Sur l'aide juridictionnelle provisoire :

2.Aux termes de l'article 20 de la loi du 10 juillet 1991 relative à l'aide juridique : " Dans les cas d'urgence (), l'admission provisoire à l'aide juridictionnelle peut être prononcée soit par le président du bureau ou de la section compétente du bureau d'aide juridictionnelle, soit par la juridiction compétente ou son président ". En raison de l'urgence qui s'attache au règlement du présent litige, il y a lieu d'admettre M. A, à titre provisoire, au bénéfice de l'aide juridictionnelle.

Sur la légalité de l'arrêté attaqué :

3.Aux termes de l'article L. 731-1 du code de l'entrée et du séjour des étrangers et du droit d'asile : " L'autorité administrative peut assigner à résidence l'étranger qui ne peut quitter immédiatement le territoire français mais dont l'éloignement demeure une perspective raisonnable, dans les cas suivants : / 1° L'étranger fait l'objet d'une décision portant obligation de quitter le territoire français, prise moins d'un an auparavant, pour laquelle le délai de départ volontaire est expiré ou n'a pas été accordé ; () ".

4.Pour contester l'assignation à résidence dans le département de l'Isère qui lui a été faite, M. A fait notamment valoir qu'à la date de l'arrêté attaqué, il réside dans le département de la Drôme au domicile de sa compagne, et produit une attestation de cette dernière pour en justifier. Le préfet de l'Isère ne conteste pas utilement cette situation de fait en se bornant à faire valoir qu'il n'en avait pas été informé préalablement à l'édiction de sa décision, dès lors que la légalité d'une décision doit être appréciée compte tenu de la situation de fait existante à la date à laquelle elle a été prise, que l'administration en ait ou non été informée.
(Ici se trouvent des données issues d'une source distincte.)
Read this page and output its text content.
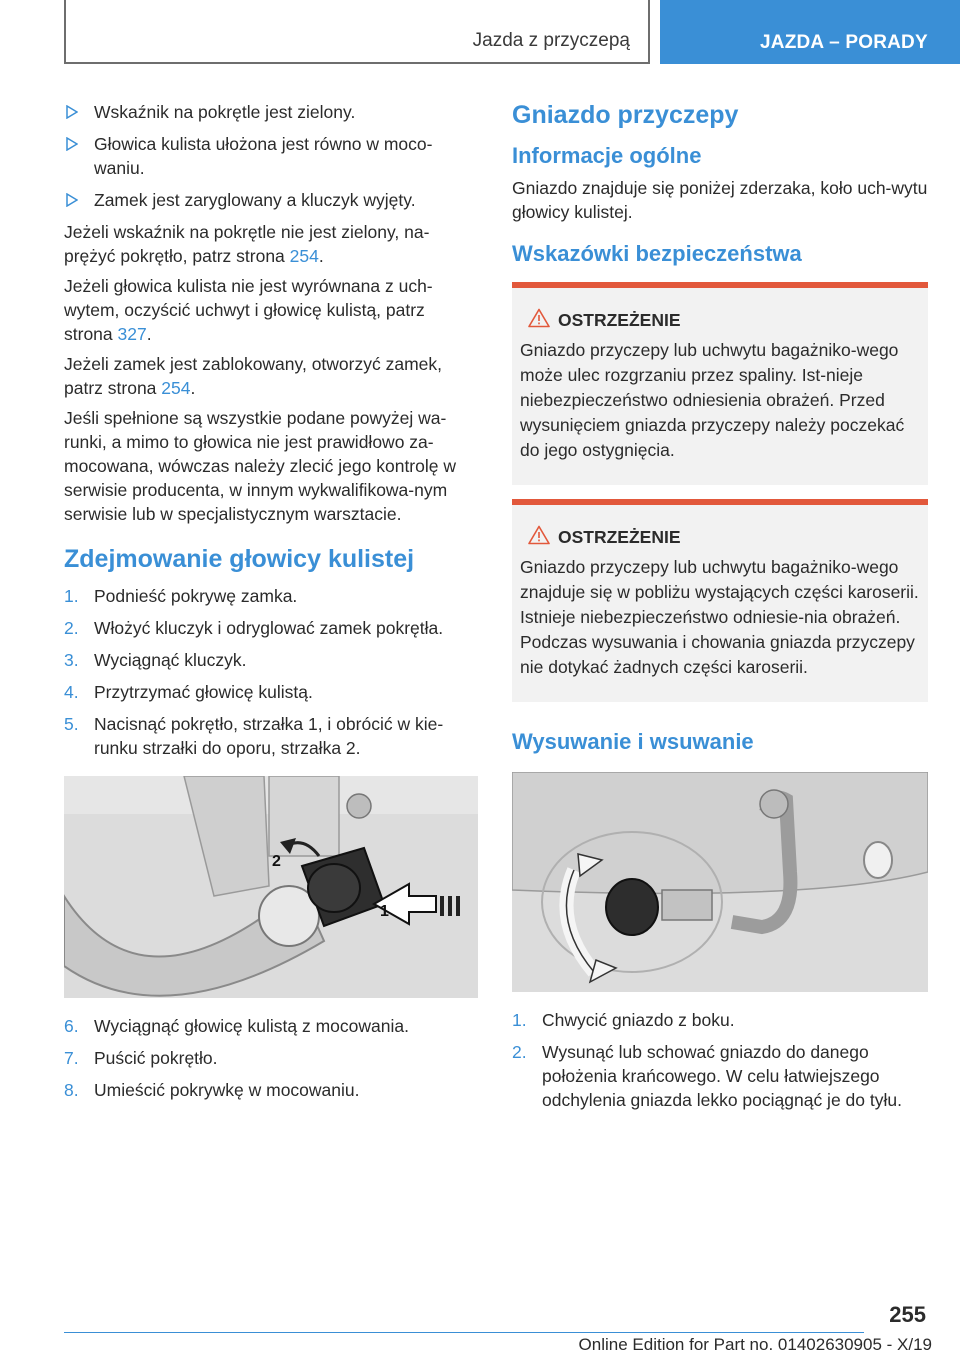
Jazda z przyczepą	JAZDA – PORADY
Wskaźnik na pokrętle jest zielony.
Głowica kulista ułożona jest równo w moco-waniu.
Zamek jest zaryglowany a kluczyk wyjęty.

Jeżeli wskaźnik na pokrętle nie jest zielony, na-prężyć pokrętło, patrz strona 254.

Jeżeli głowica kulista nie jest wyrównana z uch-wytem, oczyścić uchwyt i głowicę kulistą, patrz strona 327.

Jeżeli zamek jest zablokowany, otworzyć zamek, patrz strona 254.

Jeśli spełnione są wszystkie podane powyżej wa-runki, a mimo to głowica nie jest prawidłowo za-mocowana, wówczas należy zlecić jego kontrolę w serwisie producenta, w innym wykwalifikowa-nym serwisie lub w specjalistycznym warsztacie.

Zdejmowanie głowicy kulistej
1. Podnieść pokrywę zamka.
2. Włożyć kluczyk i odryglować zamek pokrętła.
3. Wyciągnąć kluczyk.
4. Przytrzymać głowicę kulistą.
5. Nacisnąć pokrętło, strzałka 1, i obrócić w kie-runku strzałki do oporu, strzałka 2.
1
2
6. Wyciągnąć głowicę kulistą z mocowania.
7. Puścić pokrętło.
8. Umieścić pokrywkę w mocowaniu.
Gniazdo przyczepy
Informacje ogólne

Gniazdo znajduje się poniżej zderzaka, koło uch-wytu głowicy kulistej.

Wskazówki bezpieczeństwa
OSTRZEŻENIE

Gniazdo przyczepy lub uchwytu bagażniko-wego może ulec rozgrzaniu przez spaliny. Ist-nieje niebezpieczeństwo odniesienia obrażeń. Przed wysunięciem gniazda przyczepy należy poczekać do jego ostygnięcia.

OSTRZEŻENIE

Gniazdo przyczepy lub uchwytu bagażniko-wego znajduje się w pobliżu wystających części karoserii. Istnieje niebezpieczeństwo odniesie-nia obrażeń. Podczas wysuwania i chowania gniazda przyczepy nie dotykać żadnych części karoserii.

Wysuwanie i wsuwanie
1. Chwycić gniazdo z boku.
2. Wysunąć lub schować gniazdo do danego położenia krańcowego. W celu łatwiejszego odchylenia gniazda lekko pociągnąć je do tyłu.
255
Online Edition for Part no. 01402630905 - X/19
Dans ces conditions, M. A est fondé à soutenir qu'en l'assignant à résidence dans le département de l'Isère alors qu'il réside dans le département de la Drôme, le préfet a entaché sa décision d'une erreur manifeste dans l'appréciation de ses conséquences sur sa situation personnelle.
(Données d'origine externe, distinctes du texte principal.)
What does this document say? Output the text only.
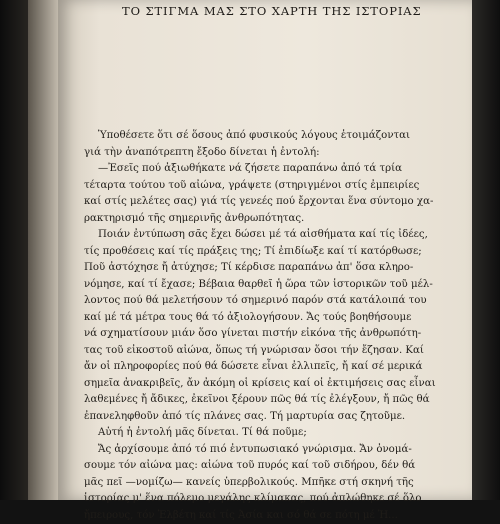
ΤΟ ΣΤΙΓΜΑ ΜΑΣ ΣΤΟ ΧΑΡΤΗ ΤΗΣ ΙΣΤΟΡΙΑΣ

Ὑποθέσετε ὅτι σέ ὅσους ἀπό φυσικούς λόγους ἑτοιμάζονται

γιά τὴν ἀναπότρεπτη ἔξοδο δίνεται ἡ ἐντολή:

—Ἐσεῖς πού ἀξιωθήκατε νά ζήσετε παραπάνω ἀπό τά τρία

τέταρτα τούτου τοῦ αἰώνα, γράψετε (στηριγμένοι στίς ἐμπειρίες

καί στίς μελέτες σας) γιά τίς γενεές πού ἔρχονται ἕνα σύντομο χα-

ρακτηρισμό τῆς σημερινῆς ἀνθρωπότητας.

Ποιάν ἐντύπωση σᾶς ἔχει δώσει μέ τά αἰσθήματα καί τίς ἰδέες,

τίς προθέσεις καί τίς πράξεις της; Τί ἐπιδίωξε καί τί κατόρθωσε;

Ποῦ ἀστόχησε ἤ ἀτύχησε; Τί κέρδισε παραπάνω ἀπ' ὅσα κληρο-

νόμησε, καί τί ἔχασε; Βέβαια θαρθεῖ ἡ ὥρα τῶν ἱστορικῶν τοῦ μέλ-

λοντος πού θά μελετήσουν τό σημερινό παρόν στά κατάλοιπά του

καί μέ τά μέτρα τους θά τό ἀξιολογήσουν. Ἄς τούς βοηθήσουμε

νά σχηματίσουν μιάν ὅσο γίνεται πιστήν εἰκόνα τῆς ἀνθρωπότη-

τας τοῦ εἰκοστοῦ αἰώνα, ὅπως τή γνώρισαν ὅσοι τήν ἔζησαν. Καί

ἄν οἱ πληροφορίες πού θά δώσετε εἶναι ἐλλιπεῖς, ἤ καί σέ μερικά

σημεῖα ἀνακριβεῖς, ἄν ἀκόμη οἱ κρίσεις καί οἱ ἐκτιμήσεις σας εἶναι

λαθεμένες ἤ ἄδικες, ἐκεῖνοι ξέρουν πῶς θά τίς ἐλέγξουν, ἤ πῶς θά

ἐπανεληφθοῦν ἀπό τίς πλάνες σας. Τή μαρτυρία σας ζητοῦμε.

Αὐτή ἡ ἐντολή μᾶς δίνεται. Τί θά ποῦμε;

Ἄς ἀρχίσουμε ἀπό τό πιό ἐντυπωσιακό γνώρισμα. Ἄν ὀνομά-

σουμε τόν αἰώνα μας: αἰώνα τοῦ πυρός καί τοῦ σιδήρου, δέν θά

μᾶς πεῖ —νομίζω— κανείς ὑπερβολικούς. Μπῆκε στή σκηνή τῆς

ἱστορίας μ' ἕνα πόλεμο μεγάλης κλίμακας, πού ἀπλώθηκε σέ ὅλο

ἤπειρους, τόν Ἐλβέτη καί τίς Ἀσία και σό θά σε πότη μέ Ἠ...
5.Il résulte de ce qui précède, sans qu'il soit besoin d'examiner les autres moyens soulevés, que l'arrêté attaquée du préfet de l'Isère portant assignation à résidence doit être annulée.

Sur les conclusions tendant à l'application de l'article L. 761-1 du code de justice administrative :

6.Il n'y a pas lieu, dans les circonstances de l'espèce, de faire application de ces dispositions et de mettre à la charge de l'Etat la somme demandée par M. A au titre des frais exposés en cours d'instance et non compris dans les dépens.

D E C I D E :

Article 1er : M. A est admis provisoirement au bénéfice de l'aide juridictionnelle.

Article 2 : L'arrêté susvisé du préfet de l'Isère du 6 mars 2023 est annulé.

Article 3 : Les conclusions tendant à l'application des dispositions de l'article L. 761-1 du code de justice administrative sont rejetées.

Article 4 : Le présent jugement sera notifié à M. C A, au préfet de l'Isère, ainsi qu'à Me Gerin.

Rendu public par mise à disposition au greffe le 14 mars 2023.

Le magistrat désigné,

N. VILLARD

La greffière,

J. BONINO

La République mande et ordonne au préfet de l'Isère en ce qui le concerne et à tous commissaires de justice à ce requis en ce qui concerne les voies de droit commun, contre les parties privées, de pourvoir à l'exécution de la présente décision.